Grant Gregory R, Liu Junmin, Stoeckert Christian J
Center for Bioinformatics, University of Pennsylvania, 1429 Blockley Hall, 423 Guardian Drive, Philadelphia, PA 19104-6021, USA.
Bioinformatics. 2005 Jun 1;21(11):2684-90. doi: 10.1093/bioinformatics/bti407. Epub 2005 Mar 29.
Searching for differentially expressed genes is one of the most common applications for microarrays, yet statistically there are difficult hurdles to achieving adequate rigor and practicality. False discovery rate (FDR) approaches have become relatively standard; however, how to define and control the FDR has been hotly debated. Permutation estimation approaches such as SAM and PaGE can be effective; however, they leave much room for improvement. We pursue the permutation estimation method and describe a convenient definition for the FDR that can be estimated in a straightforward manner. We then discuss issues regarding the choice of statistic and data transformation. It is impossible to optimize the power of any statistic for thousands of genes simultaneously, and we look at the practical consequences of this. For example, the log transform can both help and hurt at the same time, depending on the gene. We examine issues surrounding the SAM 'fudge factor' parameter, and how to handle these issues by optimizing with respect to power.

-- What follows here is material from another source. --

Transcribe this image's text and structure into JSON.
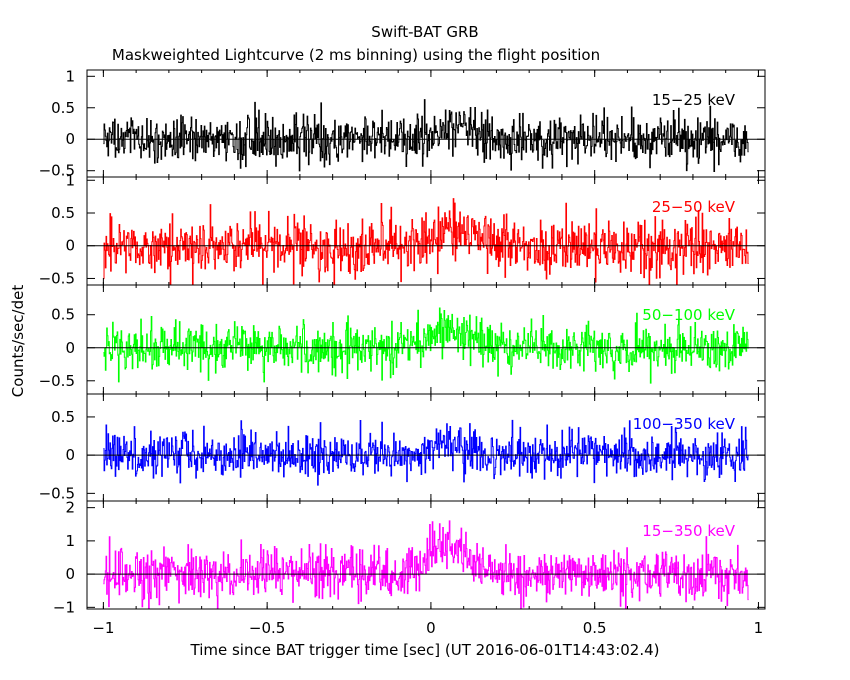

寻找差异表达基因是微阵列最常见的应用之一,但从统计学角度来看,要达到足够的严谨性和实用性存在诸多困难。错误发现率(FDR)方法已相对标准化;然而,如何定义和控制FDR一直是激烈争论的焦点。诸如SAM和PaGE等排列估计方法可能有效;然而,它们仍有很大的改进空间。我们采用排列估计方法,并描述了一种便于定义的FDR,它可以通过直接的方式进行估计。然后我们讨论了关于统计量选择和数据转换的问题。不可能同时针对数千个基因优化任何统计量的功效,我们探讨了这一情况的实际影响。例如,对数变换可能同时产生帮助和造成损害,这取决于具体基因。我们研究了围绕SAM“调整因子”参数的问题,以及如何通过优化功效来处理这些问题。